A voice both of them had never thought they’d hear again echoed in their minds. I told you that your prison was destined for failure. It gives me great satisfaction to tell you that my day is at hand, just as I always predicted. The voice didn’t have any sound. It left the memory of words, though nothing spoke. Only a little more time now. Just a few more months and then you’ll set me free… The presence and the voice faded from their minds. The lights in the room returned to normal.
August and Cerise stood there for a long moment as that dry, dead voice left their minds. Cerise shuddered and looked at August, “The Herald is growing stronger. This world doesn’t have much time and I don’t either.”
August started to say something, but Cerise held up her hand, cutting him off, “I’ll help you with your Gate on two conditions: allow me to test you for Bleakness. If the test results are positive, then we’ll talk about the second condition.”
“You’re so sure.”
She nodded, and he considered for a long moment, staring at the healed cut in her arm, the memory of that black inky smoke still strong. “What is your second condition?”
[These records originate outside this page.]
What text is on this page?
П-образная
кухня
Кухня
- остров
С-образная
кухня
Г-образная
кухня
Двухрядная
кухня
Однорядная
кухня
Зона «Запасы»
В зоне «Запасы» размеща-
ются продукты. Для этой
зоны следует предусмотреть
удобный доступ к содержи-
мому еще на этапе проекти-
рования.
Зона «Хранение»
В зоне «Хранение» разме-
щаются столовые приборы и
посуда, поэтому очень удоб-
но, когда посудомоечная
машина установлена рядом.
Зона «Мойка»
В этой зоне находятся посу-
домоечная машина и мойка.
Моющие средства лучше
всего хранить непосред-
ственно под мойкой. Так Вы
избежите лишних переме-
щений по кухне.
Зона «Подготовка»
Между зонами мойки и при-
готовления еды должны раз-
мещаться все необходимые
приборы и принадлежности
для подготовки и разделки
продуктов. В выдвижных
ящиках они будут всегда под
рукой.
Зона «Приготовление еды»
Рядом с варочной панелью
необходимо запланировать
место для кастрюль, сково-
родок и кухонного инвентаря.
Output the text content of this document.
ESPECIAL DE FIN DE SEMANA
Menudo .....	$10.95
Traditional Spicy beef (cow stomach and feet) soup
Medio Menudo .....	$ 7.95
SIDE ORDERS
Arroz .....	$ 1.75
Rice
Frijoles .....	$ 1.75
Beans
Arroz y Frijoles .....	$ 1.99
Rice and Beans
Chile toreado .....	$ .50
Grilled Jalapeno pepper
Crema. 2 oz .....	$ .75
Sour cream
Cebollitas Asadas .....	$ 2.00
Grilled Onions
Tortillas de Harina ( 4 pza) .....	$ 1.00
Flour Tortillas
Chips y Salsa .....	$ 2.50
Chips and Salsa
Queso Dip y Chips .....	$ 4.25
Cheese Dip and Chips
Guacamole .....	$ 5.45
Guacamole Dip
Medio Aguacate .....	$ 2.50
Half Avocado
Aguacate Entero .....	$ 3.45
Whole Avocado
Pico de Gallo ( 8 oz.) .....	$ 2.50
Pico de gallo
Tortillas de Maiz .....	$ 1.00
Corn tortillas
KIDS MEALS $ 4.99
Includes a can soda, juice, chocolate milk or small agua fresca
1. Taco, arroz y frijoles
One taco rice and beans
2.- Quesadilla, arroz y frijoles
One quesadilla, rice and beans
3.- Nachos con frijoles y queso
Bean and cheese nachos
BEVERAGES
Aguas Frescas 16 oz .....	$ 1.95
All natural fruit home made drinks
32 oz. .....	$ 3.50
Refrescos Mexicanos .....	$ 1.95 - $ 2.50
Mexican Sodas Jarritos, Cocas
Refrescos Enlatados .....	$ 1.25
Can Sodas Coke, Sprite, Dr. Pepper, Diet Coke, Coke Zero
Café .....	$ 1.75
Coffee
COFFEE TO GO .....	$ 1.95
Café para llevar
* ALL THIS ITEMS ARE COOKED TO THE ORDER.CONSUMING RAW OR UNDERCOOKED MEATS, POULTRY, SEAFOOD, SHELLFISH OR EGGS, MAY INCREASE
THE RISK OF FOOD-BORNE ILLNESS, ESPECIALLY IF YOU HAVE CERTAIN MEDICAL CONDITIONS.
She shook her head. “You either take my help with the Gate with my conditions as they are or you don’t get my help. This isn’t a negotiation, it’s my price for being complicit in this.”
August stayed for a long moment, his grey eyes looking like flint to Cerise as she held her breath, waiting. Finally, after a long moment, August gave the only answer he really could, “Agreed. I have a plane waiting at the airport in Laconia. It will be leaving tonight at nine. Make sure you are on it.”
Cerise nodded and August looked like he was going to say something else, then he turned and left, slamming her door on the way out. The car in the driveway roared to life and sped off down the lane, flinging rocks and dirt everywhere in its haste. Cerise sat there for a long time afterward, staring out her window at the woods before she began making preparations to leave.